Quando lesse il primo rigo,
sentì la tensione alleggerirsi e
tutta l’adrenalina trasformarsi rapidamente in eccitazione
per la sorpresa di quello che i suoi occhi stavano leggendo. Quella
calligrafia
non le era per nulla nuova, dal momento che ricordava di averla vista a
Trenwith
sulla partecipazione di nozze dei futuri coniugi Poldark. La lettera
che aveva
davanti non era altro che un invito, da parte di Francis, a unirsi al
resto
della famiglia e degli amici nella celebrazione del loro fidanzamento.
“Oh Dio, Garrick!!! Siamo
stati invitati, ci credi?” Demelza
prese il muso del cane tra le sue mani e lo riempì di baci e
di carezze, mentre
stava inginocchiata alla sua altezza, con il peso del suo corpo sulle
gambe.

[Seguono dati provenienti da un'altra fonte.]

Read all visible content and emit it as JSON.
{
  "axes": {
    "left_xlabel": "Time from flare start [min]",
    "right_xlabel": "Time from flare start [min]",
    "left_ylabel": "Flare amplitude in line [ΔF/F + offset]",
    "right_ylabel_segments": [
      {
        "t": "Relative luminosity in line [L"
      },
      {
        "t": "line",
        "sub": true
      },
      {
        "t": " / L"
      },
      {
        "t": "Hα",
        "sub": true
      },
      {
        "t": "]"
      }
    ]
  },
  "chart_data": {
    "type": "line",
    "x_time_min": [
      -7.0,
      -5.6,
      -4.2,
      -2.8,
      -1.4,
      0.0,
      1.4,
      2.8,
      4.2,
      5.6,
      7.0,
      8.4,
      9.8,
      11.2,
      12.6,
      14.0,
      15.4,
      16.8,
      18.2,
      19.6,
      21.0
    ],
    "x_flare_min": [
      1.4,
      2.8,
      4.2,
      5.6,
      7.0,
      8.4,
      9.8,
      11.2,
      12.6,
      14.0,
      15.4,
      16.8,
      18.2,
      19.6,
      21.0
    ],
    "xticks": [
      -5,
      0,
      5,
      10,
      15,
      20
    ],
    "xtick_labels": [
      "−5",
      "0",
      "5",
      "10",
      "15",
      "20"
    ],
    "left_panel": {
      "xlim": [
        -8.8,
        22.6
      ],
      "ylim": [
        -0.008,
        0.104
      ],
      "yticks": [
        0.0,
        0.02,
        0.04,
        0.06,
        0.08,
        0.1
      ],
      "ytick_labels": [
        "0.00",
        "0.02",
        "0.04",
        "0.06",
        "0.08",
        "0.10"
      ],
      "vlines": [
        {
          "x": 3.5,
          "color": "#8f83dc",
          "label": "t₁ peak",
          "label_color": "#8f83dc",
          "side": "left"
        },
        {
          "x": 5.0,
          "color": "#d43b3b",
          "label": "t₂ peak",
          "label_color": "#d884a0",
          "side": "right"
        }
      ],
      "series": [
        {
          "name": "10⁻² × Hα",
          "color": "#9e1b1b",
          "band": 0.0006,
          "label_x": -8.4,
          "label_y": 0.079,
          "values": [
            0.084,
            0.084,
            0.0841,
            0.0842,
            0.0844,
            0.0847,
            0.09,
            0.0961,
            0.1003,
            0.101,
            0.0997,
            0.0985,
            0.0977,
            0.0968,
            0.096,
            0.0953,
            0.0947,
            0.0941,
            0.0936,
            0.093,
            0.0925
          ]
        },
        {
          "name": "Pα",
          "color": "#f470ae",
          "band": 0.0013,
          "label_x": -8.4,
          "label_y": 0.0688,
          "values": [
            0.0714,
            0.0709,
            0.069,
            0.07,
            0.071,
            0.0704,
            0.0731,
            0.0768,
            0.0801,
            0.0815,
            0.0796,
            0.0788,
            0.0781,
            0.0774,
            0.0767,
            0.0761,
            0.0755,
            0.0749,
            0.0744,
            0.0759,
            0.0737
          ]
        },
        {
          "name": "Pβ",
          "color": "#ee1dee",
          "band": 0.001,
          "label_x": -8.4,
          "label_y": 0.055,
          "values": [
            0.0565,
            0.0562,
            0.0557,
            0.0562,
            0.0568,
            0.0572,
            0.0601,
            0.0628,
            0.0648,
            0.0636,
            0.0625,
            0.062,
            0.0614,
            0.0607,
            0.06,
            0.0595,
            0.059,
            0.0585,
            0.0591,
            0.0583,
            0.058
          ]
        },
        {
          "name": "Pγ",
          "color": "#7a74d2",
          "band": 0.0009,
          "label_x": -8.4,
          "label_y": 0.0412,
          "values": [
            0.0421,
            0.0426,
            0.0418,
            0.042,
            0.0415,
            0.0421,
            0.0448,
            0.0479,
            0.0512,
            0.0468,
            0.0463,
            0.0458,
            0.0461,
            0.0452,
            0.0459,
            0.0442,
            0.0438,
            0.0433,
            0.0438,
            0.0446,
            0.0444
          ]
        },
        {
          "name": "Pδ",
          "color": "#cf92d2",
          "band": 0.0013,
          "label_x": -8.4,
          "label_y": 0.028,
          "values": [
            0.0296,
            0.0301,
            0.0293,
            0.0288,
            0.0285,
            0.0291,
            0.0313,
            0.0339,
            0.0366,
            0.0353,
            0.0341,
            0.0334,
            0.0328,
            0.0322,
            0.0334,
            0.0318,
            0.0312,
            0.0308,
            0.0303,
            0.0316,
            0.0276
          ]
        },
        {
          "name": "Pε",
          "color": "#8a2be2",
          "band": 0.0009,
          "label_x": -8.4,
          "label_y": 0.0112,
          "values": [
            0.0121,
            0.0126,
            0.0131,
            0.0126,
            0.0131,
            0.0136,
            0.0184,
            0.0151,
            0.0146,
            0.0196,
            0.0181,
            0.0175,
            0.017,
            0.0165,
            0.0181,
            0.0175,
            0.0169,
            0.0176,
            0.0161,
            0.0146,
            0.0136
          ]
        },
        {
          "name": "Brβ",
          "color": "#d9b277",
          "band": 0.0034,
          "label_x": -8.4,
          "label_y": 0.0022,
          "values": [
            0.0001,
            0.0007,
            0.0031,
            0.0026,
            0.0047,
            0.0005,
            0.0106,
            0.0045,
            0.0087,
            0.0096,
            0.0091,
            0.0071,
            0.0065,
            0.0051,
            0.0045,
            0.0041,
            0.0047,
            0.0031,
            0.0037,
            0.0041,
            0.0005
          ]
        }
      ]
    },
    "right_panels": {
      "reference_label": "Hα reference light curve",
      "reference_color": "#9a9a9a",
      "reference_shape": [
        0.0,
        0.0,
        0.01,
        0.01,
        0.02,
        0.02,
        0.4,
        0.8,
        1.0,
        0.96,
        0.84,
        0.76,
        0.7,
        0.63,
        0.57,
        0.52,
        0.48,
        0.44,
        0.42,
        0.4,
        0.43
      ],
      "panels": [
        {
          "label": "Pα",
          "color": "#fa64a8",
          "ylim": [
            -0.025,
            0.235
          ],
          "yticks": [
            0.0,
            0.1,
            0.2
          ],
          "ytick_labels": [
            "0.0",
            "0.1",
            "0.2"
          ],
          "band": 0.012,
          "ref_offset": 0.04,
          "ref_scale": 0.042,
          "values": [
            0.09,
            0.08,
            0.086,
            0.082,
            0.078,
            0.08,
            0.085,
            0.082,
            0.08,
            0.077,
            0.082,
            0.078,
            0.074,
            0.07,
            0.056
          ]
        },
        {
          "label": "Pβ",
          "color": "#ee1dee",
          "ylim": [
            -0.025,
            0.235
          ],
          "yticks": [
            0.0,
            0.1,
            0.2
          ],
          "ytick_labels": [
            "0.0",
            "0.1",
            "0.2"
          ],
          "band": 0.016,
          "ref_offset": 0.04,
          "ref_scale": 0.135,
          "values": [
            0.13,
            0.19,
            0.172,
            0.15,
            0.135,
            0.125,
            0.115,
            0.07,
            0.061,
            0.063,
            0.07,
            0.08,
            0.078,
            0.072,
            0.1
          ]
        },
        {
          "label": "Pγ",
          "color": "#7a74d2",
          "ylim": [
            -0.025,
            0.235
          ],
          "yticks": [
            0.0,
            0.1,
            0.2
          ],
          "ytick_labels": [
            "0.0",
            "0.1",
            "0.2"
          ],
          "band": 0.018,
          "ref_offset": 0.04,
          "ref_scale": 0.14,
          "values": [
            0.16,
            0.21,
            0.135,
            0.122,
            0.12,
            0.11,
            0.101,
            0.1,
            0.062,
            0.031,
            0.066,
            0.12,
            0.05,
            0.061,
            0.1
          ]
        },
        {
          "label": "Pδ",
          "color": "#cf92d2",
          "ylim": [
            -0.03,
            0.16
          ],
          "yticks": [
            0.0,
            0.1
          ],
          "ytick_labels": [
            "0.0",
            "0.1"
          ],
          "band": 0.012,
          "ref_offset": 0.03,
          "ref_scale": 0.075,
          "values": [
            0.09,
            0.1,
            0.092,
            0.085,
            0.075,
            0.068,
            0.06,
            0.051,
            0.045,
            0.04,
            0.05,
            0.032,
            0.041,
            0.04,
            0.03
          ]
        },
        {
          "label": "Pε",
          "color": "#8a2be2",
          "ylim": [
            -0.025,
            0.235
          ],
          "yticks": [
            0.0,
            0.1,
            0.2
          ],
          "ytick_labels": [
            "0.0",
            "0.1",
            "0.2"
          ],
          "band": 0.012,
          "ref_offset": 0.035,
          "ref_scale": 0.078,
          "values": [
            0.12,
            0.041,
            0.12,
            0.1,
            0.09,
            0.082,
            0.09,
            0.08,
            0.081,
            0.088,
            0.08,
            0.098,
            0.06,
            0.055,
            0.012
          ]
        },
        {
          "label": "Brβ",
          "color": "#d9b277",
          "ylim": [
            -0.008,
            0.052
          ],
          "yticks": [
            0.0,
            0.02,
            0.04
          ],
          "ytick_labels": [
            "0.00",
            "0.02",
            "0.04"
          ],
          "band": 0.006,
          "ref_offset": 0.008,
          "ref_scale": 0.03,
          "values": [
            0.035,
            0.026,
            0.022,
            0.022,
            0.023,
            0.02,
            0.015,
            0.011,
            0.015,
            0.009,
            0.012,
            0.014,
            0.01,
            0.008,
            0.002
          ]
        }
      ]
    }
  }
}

Una
volta messo da parte l’entusiasmo, però, non
tardò ad arrivare il senso di
inadeguatezza rispetto alla crème della crème di
invitati che senza dubbio avrebbe
omaggiato Francis ed Eilzabeth della propria esclusiva presenza a
Trenwith, e allora tutta
la magia si disperse intorno a lei, come un profumo ormai lontano e
irraggiungibile.
Chi
era lei, se non
una povera disgraziata salvata, servita e riverita dai Poldark in ogni
suo bisogno,
quasi si sentisse già la scroccona desiderosa di
accalappiarsi lo scapolo della
famiglia che tutti avrebbero avuto modo di considerare, ascoltando la
storia rocambolesca della sua vita.
Eppure quest’immagine era ciò che più
di lontano potesse esserci dalla verità,
dal suo modo di essere e di concepire certe cose.
Smarrita nei meandri di
quest’altalena di emozioni, si
dimenticò completamente del suo aspetto arruffato e
aprì la porta
distrattamente, ritrovandosi un Ross con le lacrime agli occhi per le
risate.
“Sembro uno
spaventapasseri, lo so!” Anche Demelza scoppiò a
ridere, facendogli segno di entrare.
“In realtà
sembri più una bambola spettinata, ma pur sempre
una bambola…” Appoggiò sul tavolo un
vassoio pieno di manicaretti, in modo da risollevarle
l’umore, “Credo di aver fatto
l’investimento migliore, dandoti in custodia la
mia casa. E’ incredibile il lavoro che hai fatto in una sola
settimana per
riportarla in auge!”
“Mi dispiace che tu non
possa godertela. Spesso mi sono
sentita sola e ti confesso che avrei gradito molto la tua presenza
qui…Scusa, è
stata la parte più egoista di me a parlare!”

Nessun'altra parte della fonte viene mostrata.